I was telling my DH last night, that I feel like my m/c happened to someone else, because everything happened so fast, from finding out, to having surgery. I feel like it was a out of body experience, and I feel disconnected from what happened. I dont know if this is a good thing or a bad thing. It is like I want to not forget what happened, but it hurt so bad.
thanks for the kind words. I can relate about the needles poking and so on, when I took my first shower when we got home from the hospital, I saw all the bruising and needle holes and I freaked out!
I think the detached feeling is a coping mechanism. If you live in the midst of your grief for too long, you go nuts.

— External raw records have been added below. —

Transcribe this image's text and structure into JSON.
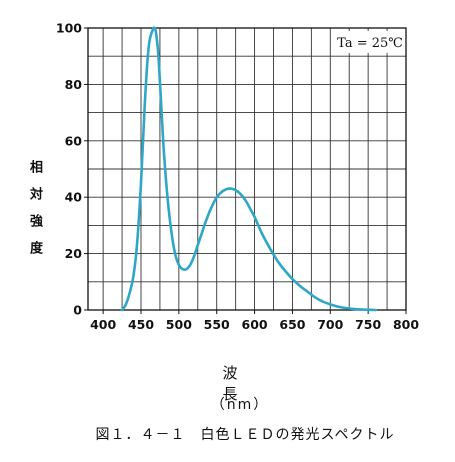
{
  "chart_data": {
    "type": "line",
    "title": "図１．４－１　白色ＬＥＤの発光スペクトル",
    "xlabel": "波　長",
    "xunit": "（nm）",
    "ylabel": "相対強度",
    "annotation": "Ta = 25℃",
    "xlim": [
      380,
      800
    ],
    "ylim": [
      0,
      100
    ],
    "xticks": [
      400,
      450,
      500,
      550,
      600,
      650,
      700,
      750,
      800
    ],
    "yticks": [
      0,
      20,
      40,
      60,
      80,
      100
    ],
    "grid": true,
    "line_color": "#2ea6c6",
    "series": [
      {
        "x": [
          425,
          430,
          435,
          440,
          445,
          450,
          455,
          460,
          465,
          468,
          470,
          473,
          476,
          480,
          485,
          490,
          495,
          500,
          505,
          510,
          515,
          520,
          525,
          530,
          535,
          540,
          545,
          550,
          555,
          560,
          565,
          570,
          575,
          580,
          585,
          590,
          595,
          600,
          610,
          620,
          630,
          640,
          650,
          660,
          670,
          680,
          690,
          700,
          710,
          720,
          730,
          740,
          750,
          760
        ],
        "y": [
          0,
          2,
          6,
          12,
          24,
          45,
          73,
          93,
          99,
          100,
          98,
          90,
          76,
          57,
          40,
          28,
          20,
          16,
          14.5,
          14.5,
          16,
          19,
          23,
          27,
          31,
          34.5,
          37.5,
          40,
          41.5,
          42.5,
          43,
          43,
          42.5,
          41.5,
          40,
          38,
          35.5,
          33,
          27,
          22,
          17.5,
          14,
          11,
          8.5,
          6.5,
          4.5,
          3,
          2,
          1.2,
          0.7,
          0.4,
          0.2,
          0.1,
          0
        ]
      }
    ]
  }
}
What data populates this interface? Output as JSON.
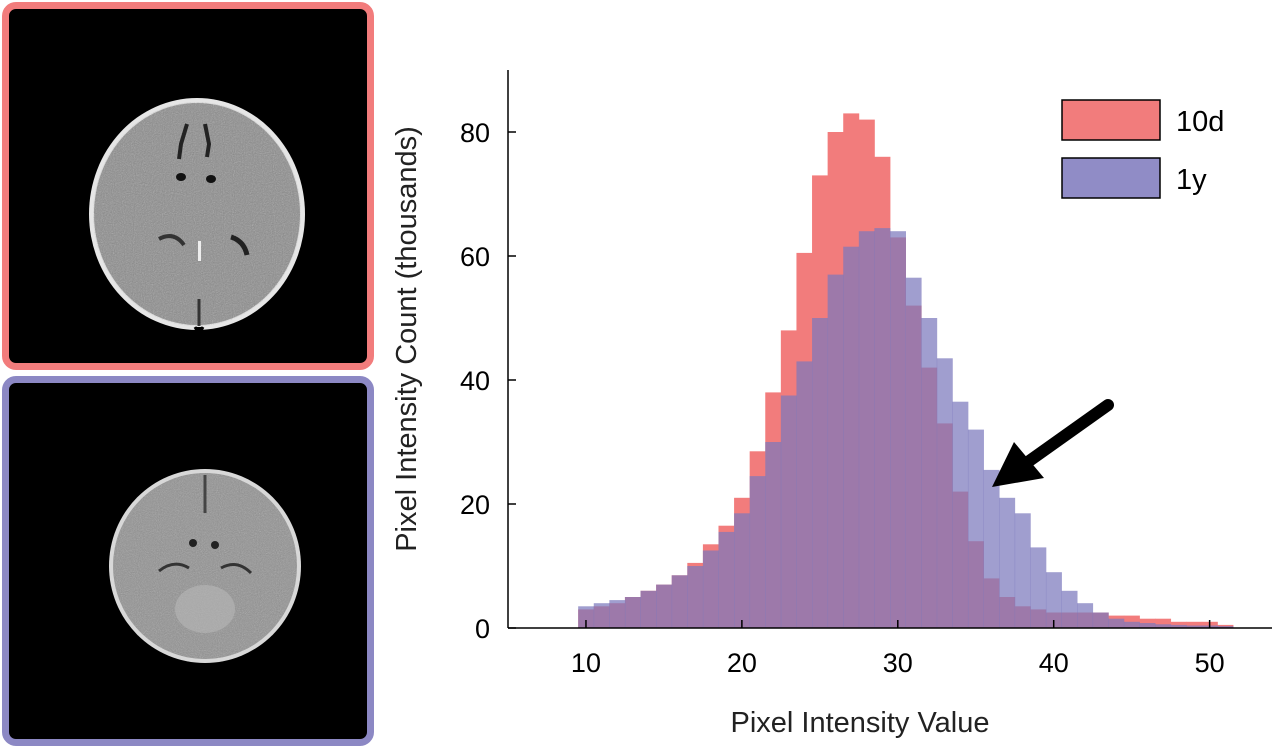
{
  "images": {
    "top_scan": {
      "label": "",
      "border_color": "#f27c7c"
    },
    "bottom_scan": {
      "label": "",
      "border_color": "#8c88c4"
    }
  },
  "chart_data": {
    "type": "bar",
    "xlabel": "Pixel Intensity Value",
    "ylabel": "Pixel Intensity Count (thousands)",
    "xlim": [
      5,
      54
    ],
    "ylim": [
      0,
      90
    ],
    "x_ticks": [
      10,
      20,
      30,
      40,
      50
    ],
    "y_ticks": [
      0,
      20,
      40,
      60,
      80
    ],
    "bin_width": 1,
    "legend_position": "top-right",
    "x": [
      10,
      11,
      12,
      13,
      14,
      15,
      16,
      17,
      18,
      19,
      20,
      21,
      22,
      23,
      24,
      25,
      26,
      27,
      28,
      29,
      30,
      31,
      32,
      33,
      34,
      35,
      36,
      37,
      38,
      39,
      40,
      41,
      42,
      43,
      44,
      45,
      46,
      47,
      48,
      49,
      50,
      51
    ],
    "series": [
      {
        "name": "10d",
        "color": "#f27c7c",
        "values": [
          3.0,
          3.5,
          4.0,
          5.0,
          6.0,
          7.0,
          8.5,
          10.5,
          13.5,
          16.5,
          21,
          28.5,
          38,
          48,
          60.5,
          73,
          80,
          83,
          82,
          76,
          63,
          52,
          42,
          33,
          22,
          14,
          8,
          5,
          3.5,
          3.0,
          2.5,
          2.5,
          2.5,
          2.5,
          2.0,
          2.0,
          1.5,
          1.5,
          1.0,
          1.0,
          1.0,
          0.5
        ]
      },
      {
        "name": "1y",
        "color": "#7c78bc",
        "values": [
          3.5,
          4.0,
          4.5,
          5.0,
          6.0,
          7.0,
          8.5,
          10.0,
          12.5,
          15.5,
          18.5,
          24.5,
          30,
          37.5,
          43,
          50,
          57,
          61.5,
          64,
          64.5,
          64,
          56.5,
          50,
          43.5,
          36.5,
          32,
          25.5,
          21,
          18.5,
          13,
          9,
          6,
          4,
          2.5,
          1.5,
          1.0,
          0.8,
          0.6,
          0.5,
          0.4,
          0.4,
          0.3
        ]
      }
    ]
  }
}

It is like your brain is letting you take a little break. I know it hurts when it all comes rushing back but there isn't really a way to avoid it. Here are prayers that you will be feeling bette soon.
dd(Brianna) 11/01/94, ds(Bram)10/17/95, ds(Jesse)9/26/97, dd (Annie Ruth) 7/27/05
5mc Jan '08, May '08, Feb '09, Sept '09, Apr '11
"And can it be that in a world so full and busy, the loss of one weak creature makes a void in any heart, so wide and deep that nothing but the width and depth of vast eternity can fill it up." - Charles Dickens
Re: does anyone else feel this way.....
PAL/PGAL Welcome
I feel the same way I have no emotions what so ever towards it I feel like it never happened.